Hacker News new | ask | show | jobs
by jerf 4012 days ago
Just checked, and \v is illegal in the characters of an XML document: http://www.w3.org/TR/REC-xml/#dt-text

But you should have gotten an error, of course, not the silent truncation you imply.

If you need to salvage the character, your XML library may let you specify it as &#0b;. That is still a violation, but a lot of libraries seem to let it through: http://www.w3.org/TR/REC-xml/#sec-references (see "Well-formedness constraint"... you are specifically not allowed to use this to do what I'm suggesting here).

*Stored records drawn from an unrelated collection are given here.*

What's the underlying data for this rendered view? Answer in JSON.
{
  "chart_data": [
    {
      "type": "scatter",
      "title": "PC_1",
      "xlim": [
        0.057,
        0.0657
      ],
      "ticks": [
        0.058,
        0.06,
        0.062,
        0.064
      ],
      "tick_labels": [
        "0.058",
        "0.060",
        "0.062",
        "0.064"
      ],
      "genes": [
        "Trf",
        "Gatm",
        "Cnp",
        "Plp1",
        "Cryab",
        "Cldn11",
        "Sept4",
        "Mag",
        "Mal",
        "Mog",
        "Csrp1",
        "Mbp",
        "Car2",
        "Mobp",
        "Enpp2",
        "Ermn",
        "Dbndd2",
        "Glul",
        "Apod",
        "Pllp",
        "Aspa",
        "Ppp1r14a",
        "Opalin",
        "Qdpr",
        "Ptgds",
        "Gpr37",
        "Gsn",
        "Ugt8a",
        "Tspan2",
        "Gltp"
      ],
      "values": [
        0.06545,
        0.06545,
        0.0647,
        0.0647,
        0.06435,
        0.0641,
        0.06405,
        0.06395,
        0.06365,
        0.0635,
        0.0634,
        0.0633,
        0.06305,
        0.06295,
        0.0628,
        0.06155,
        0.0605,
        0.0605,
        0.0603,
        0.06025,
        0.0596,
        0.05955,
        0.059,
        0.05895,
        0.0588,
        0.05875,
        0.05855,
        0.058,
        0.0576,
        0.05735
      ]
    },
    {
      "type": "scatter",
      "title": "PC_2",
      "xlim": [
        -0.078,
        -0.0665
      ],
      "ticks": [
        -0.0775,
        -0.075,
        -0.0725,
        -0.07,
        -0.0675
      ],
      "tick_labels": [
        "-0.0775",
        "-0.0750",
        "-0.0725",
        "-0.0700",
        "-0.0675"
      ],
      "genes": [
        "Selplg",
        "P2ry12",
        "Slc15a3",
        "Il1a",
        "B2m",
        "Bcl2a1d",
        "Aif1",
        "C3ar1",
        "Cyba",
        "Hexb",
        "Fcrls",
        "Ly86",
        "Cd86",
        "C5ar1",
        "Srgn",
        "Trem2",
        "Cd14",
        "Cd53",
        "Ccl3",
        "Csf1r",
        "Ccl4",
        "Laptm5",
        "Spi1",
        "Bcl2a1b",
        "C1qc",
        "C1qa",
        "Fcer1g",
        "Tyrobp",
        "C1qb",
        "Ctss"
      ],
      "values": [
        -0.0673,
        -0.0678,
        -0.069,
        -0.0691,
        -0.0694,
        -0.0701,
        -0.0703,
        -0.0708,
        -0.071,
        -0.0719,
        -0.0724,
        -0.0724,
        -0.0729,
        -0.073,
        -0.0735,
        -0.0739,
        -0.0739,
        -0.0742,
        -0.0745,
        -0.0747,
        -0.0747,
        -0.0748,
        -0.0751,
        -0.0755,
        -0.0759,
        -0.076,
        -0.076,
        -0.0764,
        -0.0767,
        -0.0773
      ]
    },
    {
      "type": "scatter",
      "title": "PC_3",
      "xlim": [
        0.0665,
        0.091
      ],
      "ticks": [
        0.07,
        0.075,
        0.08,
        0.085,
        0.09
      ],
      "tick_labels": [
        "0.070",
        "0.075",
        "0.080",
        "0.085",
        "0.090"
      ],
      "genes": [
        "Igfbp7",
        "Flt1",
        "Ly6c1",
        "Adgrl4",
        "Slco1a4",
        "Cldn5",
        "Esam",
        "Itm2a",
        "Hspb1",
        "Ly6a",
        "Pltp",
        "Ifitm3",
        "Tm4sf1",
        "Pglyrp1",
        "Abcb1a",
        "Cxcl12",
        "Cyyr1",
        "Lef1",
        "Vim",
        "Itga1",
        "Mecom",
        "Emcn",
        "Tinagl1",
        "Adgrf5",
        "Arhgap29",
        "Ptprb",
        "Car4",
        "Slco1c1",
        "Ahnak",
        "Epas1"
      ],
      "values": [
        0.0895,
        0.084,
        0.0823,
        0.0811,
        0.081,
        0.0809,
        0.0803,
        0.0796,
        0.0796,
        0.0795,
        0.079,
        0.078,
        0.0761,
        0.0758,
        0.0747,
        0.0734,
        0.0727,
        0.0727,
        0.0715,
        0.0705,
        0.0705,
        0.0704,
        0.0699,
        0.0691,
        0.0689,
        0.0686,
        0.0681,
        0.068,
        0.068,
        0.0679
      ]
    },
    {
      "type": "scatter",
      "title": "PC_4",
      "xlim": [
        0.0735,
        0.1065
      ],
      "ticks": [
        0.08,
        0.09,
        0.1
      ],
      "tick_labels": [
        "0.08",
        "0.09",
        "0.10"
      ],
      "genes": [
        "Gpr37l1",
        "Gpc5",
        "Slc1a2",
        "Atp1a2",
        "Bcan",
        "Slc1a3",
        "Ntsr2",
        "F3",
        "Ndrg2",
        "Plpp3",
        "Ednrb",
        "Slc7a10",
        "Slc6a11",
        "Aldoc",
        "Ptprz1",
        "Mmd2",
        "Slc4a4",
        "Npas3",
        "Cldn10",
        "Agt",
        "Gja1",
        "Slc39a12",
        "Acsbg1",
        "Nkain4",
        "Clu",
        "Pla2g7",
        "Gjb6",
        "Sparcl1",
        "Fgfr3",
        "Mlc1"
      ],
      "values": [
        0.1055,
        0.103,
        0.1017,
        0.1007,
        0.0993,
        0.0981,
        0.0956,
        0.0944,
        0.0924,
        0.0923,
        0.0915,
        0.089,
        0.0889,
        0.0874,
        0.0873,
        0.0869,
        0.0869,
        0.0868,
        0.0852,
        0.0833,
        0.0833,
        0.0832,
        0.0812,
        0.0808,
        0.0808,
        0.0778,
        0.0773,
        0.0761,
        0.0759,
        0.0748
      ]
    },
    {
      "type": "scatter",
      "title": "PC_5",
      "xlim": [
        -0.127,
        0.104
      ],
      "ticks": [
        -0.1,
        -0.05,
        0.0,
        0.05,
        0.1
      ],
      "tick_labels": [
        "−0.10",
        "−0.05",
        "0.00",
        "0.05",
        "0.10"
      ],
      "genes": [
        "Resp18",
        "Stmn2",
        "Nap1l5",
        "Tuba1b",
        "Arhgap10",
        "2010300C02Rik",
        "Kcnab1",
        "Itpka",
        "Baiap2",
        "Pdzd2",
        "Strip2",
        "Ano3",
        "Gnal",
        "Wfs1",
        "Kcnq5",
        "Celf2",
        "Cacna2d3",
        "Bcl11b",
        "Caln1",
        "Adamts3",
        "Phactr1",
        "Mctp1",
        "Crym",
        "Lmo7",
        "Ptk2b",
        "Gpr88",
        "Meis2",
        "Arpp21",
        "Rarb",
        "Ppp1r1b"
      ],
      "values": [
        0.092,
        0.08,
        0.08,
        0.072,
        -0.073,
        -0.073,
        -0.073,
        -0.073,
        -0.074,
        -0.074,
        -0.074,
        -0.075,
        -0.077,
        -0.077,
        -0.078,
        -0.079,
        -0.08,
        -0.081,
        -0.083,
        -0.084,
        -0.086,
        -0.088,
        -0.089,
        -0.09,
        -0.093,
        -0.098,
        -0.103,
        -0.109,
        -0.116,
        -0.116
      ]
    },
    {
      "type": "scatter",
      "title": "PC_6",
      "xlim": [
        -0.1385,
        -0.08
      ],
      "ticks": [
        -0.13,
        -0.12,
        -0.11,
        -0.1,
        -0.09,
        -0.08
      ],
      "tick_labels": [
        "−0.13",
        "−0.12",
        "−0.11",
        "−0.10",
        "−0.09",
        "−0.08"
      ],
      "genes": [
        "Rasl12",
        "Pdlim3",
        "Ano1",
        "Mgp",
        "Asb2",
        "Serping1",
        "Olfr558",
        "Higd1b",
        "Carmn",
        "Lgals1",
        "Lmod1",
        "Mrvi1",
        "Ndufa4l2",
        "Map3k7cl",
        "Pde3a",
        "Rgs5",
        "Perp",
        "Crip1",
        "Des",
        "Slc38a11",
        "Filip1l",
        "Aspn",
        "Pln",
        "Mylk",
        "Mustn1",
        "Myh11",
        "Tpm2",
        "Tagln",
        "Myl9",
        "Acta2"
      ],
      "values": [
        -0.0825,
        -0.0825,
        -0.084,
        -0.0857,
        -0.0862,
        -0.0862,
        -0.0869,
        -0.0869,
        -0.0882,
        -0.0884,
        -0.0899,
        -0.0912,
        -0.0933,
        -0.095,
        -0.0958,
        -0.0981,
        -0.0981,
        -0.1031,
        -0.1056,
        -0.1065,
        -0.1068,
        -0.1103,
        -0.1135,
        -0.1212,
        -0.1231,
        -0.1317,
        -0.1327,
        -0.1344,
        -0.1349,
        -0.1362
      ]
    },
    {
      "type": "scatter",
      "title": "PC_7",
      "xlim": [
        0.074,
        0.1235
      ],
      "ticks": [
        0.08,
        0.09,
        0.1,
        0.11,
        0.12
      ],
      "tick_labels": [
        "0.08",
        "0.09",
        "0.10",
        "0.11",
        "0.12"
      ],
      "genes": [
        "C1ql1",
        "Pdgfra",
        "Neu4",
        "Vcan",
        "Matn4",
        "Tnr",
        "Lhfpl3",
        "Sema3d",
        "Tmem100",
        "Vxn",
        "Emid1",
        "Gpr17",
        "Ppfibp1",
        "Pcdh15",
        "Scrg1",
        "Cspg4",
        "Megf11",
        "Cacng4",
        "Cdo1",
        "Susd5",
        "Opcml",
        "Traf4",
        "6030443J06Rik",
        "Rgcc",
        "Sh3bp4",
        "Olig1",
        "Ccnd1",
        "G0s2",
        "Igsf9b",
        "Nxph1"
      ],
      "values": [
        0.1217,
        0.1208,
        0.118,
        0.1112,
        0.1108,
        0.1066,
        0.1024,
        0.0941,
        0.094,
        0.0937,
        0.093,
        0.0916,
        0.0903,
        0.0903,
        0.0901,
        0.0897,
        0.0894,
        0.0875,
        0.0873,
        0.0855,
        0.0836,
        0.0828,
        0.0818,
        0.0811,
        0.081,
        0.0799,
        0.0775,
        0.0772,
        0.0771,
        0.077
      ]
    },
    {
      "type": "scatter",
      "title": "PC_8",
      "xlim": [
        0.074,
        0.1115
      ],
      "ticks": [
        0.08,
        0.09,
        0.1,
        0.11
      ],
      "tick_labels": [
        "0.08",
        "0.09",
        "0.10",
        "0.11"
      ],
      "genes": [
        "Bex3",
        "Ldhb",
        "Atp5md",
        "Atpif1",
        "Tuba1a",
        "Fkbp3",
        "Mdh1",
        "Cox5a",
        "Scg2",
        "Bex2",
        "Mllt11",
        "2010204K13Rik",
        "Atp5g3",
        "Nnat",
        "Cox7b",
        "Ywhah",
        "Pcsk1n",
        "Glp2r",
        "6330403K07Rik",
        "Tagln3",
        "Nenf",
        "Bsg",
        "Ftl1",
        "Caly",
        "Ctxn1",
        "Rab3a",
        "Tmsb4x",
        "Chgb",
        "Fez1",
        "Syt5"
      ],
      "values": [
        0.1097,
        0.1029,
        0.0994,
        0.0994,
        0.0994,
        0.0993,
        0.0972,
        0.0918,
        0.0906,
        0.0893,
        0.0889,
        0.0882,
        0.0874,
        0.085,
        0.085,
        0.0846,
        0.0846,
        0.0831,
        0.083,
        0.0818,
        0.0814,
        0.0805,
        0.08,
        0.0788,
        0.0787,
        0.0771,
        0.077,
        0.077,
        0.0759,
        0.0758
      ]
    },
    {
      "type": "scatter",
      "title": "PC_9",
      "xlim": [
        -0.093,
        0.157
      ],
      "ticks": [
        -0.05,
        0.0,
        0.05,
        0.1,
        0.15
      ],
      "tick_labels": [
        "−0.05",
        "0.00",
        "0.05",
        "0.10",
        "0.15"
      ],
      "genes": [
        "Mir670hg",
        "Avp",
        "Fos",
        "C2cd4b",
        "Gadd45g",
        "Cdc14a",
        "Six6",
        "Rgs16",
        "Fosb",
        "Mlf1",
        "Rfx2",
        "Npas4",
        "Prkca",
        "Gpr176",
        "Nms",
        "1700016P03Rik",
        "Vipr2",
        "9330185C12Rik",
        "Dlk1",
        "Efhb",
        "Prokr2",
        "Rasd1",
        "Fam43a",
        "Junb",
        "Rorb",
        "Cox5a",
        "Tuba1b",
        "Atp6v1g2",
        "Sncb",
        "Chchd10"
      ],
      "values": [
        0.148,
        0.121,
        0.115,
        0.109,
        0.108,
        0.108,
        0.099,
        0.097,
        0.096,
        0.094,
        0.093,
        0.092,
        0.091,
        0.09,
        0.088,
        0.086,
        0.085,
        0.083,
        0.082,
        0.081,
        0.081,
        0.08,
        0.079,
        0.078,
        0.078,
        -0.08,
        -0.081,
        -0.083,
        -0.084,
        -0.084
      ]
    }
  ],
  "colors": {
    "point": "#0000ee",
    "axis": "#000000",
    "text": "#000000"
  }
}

Anyways, the moral here is that XML CAN NOT carry arbitrary binary, and EVERY TIME you output something in XML, something in the system needs to run some sort of encoding & illegal-character cleaning pass on the output text. The moral equivalent of "<tag>$content</tag>" in your language is ALWAYS wrong, unless you specifically processed $content into XML character content earlier. This is true even when your really sure $content is "safe". Even if you're right... and statistically speaking, you're not... do it correctly anyhow and call the right encoding function.

1 comments

I've dealt with vertical tabs and linefeeds by just Base64-encoding character data that might include them before stuffing it into a CDATA node in the XML doc.

It's a hack, sure, having to encode/decode all the time, but if you need to store those characters, it's the only bulletproof way I've found.

I have to admit I'm still kind of split on whether XML made the right call here. It's tricky with character encodings to allow arbitrary binary in the characters, but something like CDATA could have permitted it, perhaps with a shell-like specification of a terminating byte sequence, or even with a UTF-8-style prefix number that indicates the length. This sounds great to me at first. But then I put on my security hat and consider what horrors would transpire in the bowels of programs unprepared to handle binary or somehow can be tricked during validation vs. parsing or any number of other nightmares one could do with this, and I go back to neutral-at-best. (I'd go negative, but on the other, other hand [1], a lot of these things are already happening as people blithely stuff these things in to XML documents anyhow, standard or no.)

[1]: No, not gripping hand... that's only for when the third choice is the dominant/default/obviously-correct-once-I-say-it choice.

Yep, that's a correct and fairly standard way of embedding binary data in XML. Base64 Encode.

Always makes me nostalgic for usenet. Which yes, technically was UUEncode back in usenet days, some slight technical differences from Base64 Encode.